Furthermore, the attitude that death is inevitable and must be accepted is explored in both poems. One way in which Keats does this in ‘Ode to a Nightingale’ is by relishing in how the ‘immortal’ Nightingale and its beauty is not bound by the human fate of having to die. Where the speaker could drift into a sleep-like and ‘easeful Death’, the nightingale cannot be tread down by ‘hungry generations’. The adjective ‘hungry’ furthers the idea that life is draining and that the world is full of people consumed by greed; thus, if everybody could experience the beauty of the nightingale, it wouldn’t be as sublime because it would be exploited. This could allude to Keats’ view on the destruction of nature at the hands of industrialisation and capitalism. In a similar fashion, the ABAB rhyme scheme employed by Byron gives a whimsical tone to the speaker who speaks of death as an unchangeable end that must be made the best of. He says that his audience may seen be rescued ‘from earth’s embrace, and rhyme and revel with the dead’. The alliteration of ‘earth’s embrace’ is used ironically, creating a jubilant tone when speaking of the morbid topic of death: the technique is employed with the dynamic nouns ‘rhyme and revel’. In this way, Byron expresses his hedonist attitude to life as it wont have any bearing on our lives as a corpse, and that the inevitability of death cannot be changed. The beauty of nature that Keats speaks of is also alluded to by Byron with his frequent references to the ‘noble substitute’ of wine: whilst humans deteriorate as they grow old, the wine matures and becomes more delicious and valuable even after we are dead. Keats associates this notion with the power of the ‘deep-delved earth’ that, by association, has infused the wine with nature’s divine power.

Both Byron and Keats show a shift away from traditional and religion-centric attitudes to death, echoing the spread of the enlightenment in Europe at the time.

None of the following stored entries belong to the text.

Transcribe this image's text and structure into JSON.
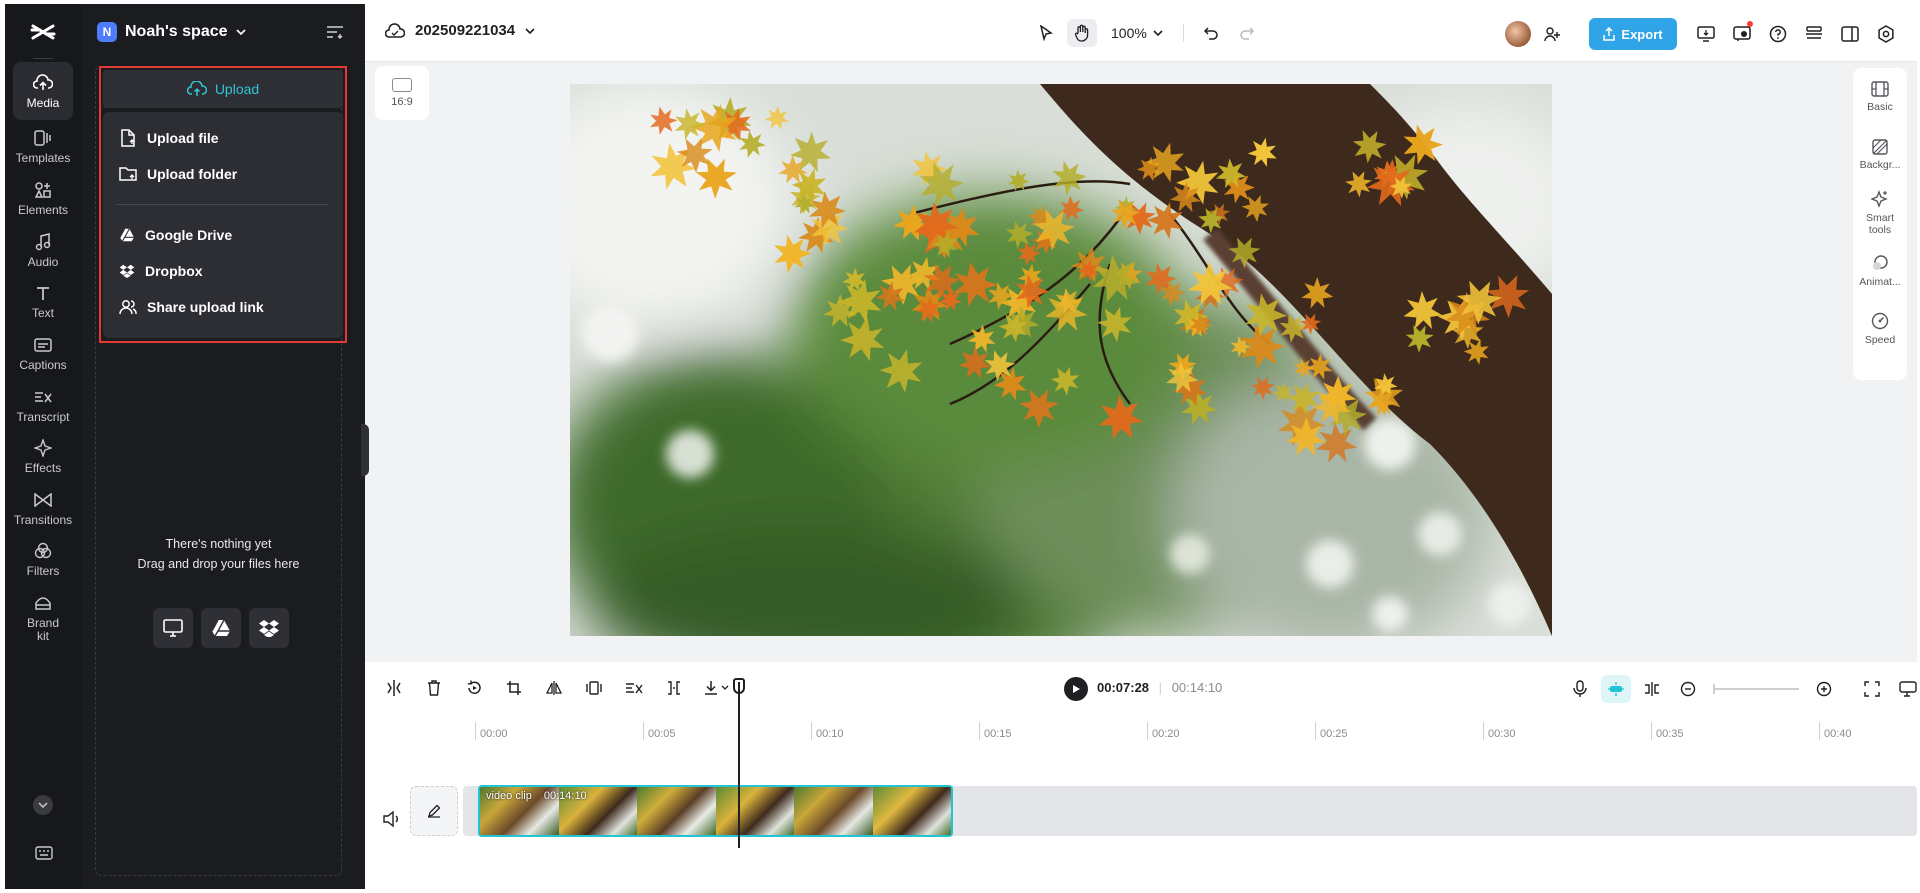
{
  "rail": {
    "items": [
      {
        "label": "Media"
      },
      {
        "label": "Templates"
      },
      {
        "label": "Elements"
      },
      {
        "label": "Audio"
      },
      {
        "label": "Text"
      },
      {
        "label": "Captions"
      },
      {
        "label": "Transcript"
      },
      {
        "label": "Effects"
      },
      {
        "label": "Transitions"
      },
      {
        "label": "Filters"
      },
      {
        "label": "Brand kit"
      }
    ]
  },
  "panel": {
    "space_badge": "N",
    "space_name": "Noah's space",
    "upload_label": "Upload",
    "menu": [
      {
        "label": "Upload file",
        "icon": "file-upload-icon"
      },
      {
        "label": "Upload folder",
        "icon": "folder-upload-icon"
      },
      {
        "label": "Google Drive",
        "icon": "google-drive-icon"
      },
      {
        "label": "Dropbox",
        "icon": "dropbox-icon"
      },
      {
        "label": "Share upload link",
        "icon": "share-users-icon"
      }
    ],
    "empty_line1": "There's nothing yet",
    "empty_line2": "Drag and drop your files here"
  },
  "topbar": {
    "project_name": "202509221034",
    "zoom": "100%",
    "export_label": "Export"
  },
  "canvas": {
    "ratio_label": "16:9"
  },
  "right_panel": {
    "items": [
      {
        "label": "Basic",
        "icon": "basic-icon"
      },
      {
        "label": "Backgr...",
        "icon": "background-icon"
      },
      {
        "label": "Smart tools",
        "icon": "sparkle-icon"
      },
      {
        "label": "Animat...",
        "icon": "animation-icon"
      },
      {
        "label": "Speed",
        "icon": "speed-icon"
      }
    ]
  },
  "timeline": {
    "current_time": "00:07:28",
    "total_time": "00:14:10",
    "ruler": [
      "00:00",
      "00:05",
      "00:10",
      "00:15",
      "00:20",
      "00:25",
      "00:30",
      "00:35",
      "00:40"
    ],
    "clip_name": "video clip",
    "clip_duration": "00:14:10",
    "playhead_fraction": 0.527
  },
  "colors": {
    "accent": "#2fa5e8",
    "upload_text": "#2ec5d6",
    "highlight_border": "#e53935",
    "clip_border": "#22c3d2"
  }
}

Although many Romantic poets rejected the ideas of the enlightenment, they shared a skepticism of religion and its perceived corruption: thus, in ‘Lines’, Byron is able to reject the notion that it is sacrilege to disturb a human body once it has been laid to rest. He begins by beseeching a society who will reject his beliefs – ‘start not – nor deem my spirit fled’ – using a double-meaning on the word ‘spirit’ to mean both a human soul and alcohol. This pun reflects the duality of the skull’s purpose; once filled with a monk’s brain finding fulfilment through religion, but now filled with wine that gives people fulfilment through jubilance. In many ways, it can be argued that Byron’s morals and beliefs were driven by hedonism rather than a legitimate religion or God. In a similar manner, Keats sees the divine plain to be that of nature rather than a Christian idea of heaven, with nature being the sublime power of the world rather than God. The speaker somewhat worships the nightingale – hence the ‘Ode’ – as a representation of the power of nature by using religious allusions: ‘thy high requiem’. The noun ‘requiem’ is a dedication to the dead, and the speaker’s reduced state – “a sod” – at it’s sign shows how, even in the superior world of the dead, he is unworthy of the nightingale’s beauty: no beauty is found in death, just release from the knowledge that you are living a life that can never share the beauty of nature.

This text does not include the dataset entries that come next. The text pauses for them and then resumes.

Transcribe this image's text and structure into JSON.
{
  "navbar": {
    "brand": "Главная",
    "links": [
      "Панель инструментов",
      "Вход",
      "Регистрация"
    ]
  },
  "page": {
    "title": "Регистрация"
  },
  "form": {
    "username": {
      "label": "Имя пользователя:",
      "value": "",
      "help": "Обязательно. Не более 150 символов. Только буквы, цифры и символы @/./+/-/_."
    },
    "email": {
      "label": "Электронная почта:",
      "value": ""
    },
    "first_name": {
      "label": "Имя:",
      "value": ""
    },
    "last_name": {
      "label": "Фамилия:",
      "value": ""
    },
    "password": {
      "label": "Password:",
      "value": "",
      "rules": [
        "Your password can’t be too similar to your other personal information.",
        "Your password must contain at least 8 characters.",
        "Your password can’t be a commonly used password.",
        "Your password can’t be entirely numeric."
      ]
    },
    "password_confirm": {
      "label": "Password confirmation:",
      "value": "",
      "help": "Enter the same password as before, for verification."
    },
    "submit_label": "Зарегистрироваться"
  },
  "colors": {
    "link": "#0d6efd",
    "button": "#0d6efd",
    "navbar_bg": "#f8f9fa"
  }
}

In conclusion, both Byron and Keats explore attitudes to death through the lens of changing perceptions of the afterlife and what people live for. In Byron’s case, his life was surrounded with scandal and hedonism, and thus in ‘Lines Inscribed Upon a Skull’ he explores ideas of legacy and enjoying life when you can. For Keats, death is a notion he can barely comprehend, much like the beauty of nature: as such, in ‘Ode to a Nightingale’ he continues his drab existence with the knowledge that whatever comes next might have a semblance of the serenity the Nightingale encapsulates. Although the poets and poetic voice’s differ in their outlook on life, it is clear that there is one thing they both accept: death is the mysterious and inevitable end to all they know.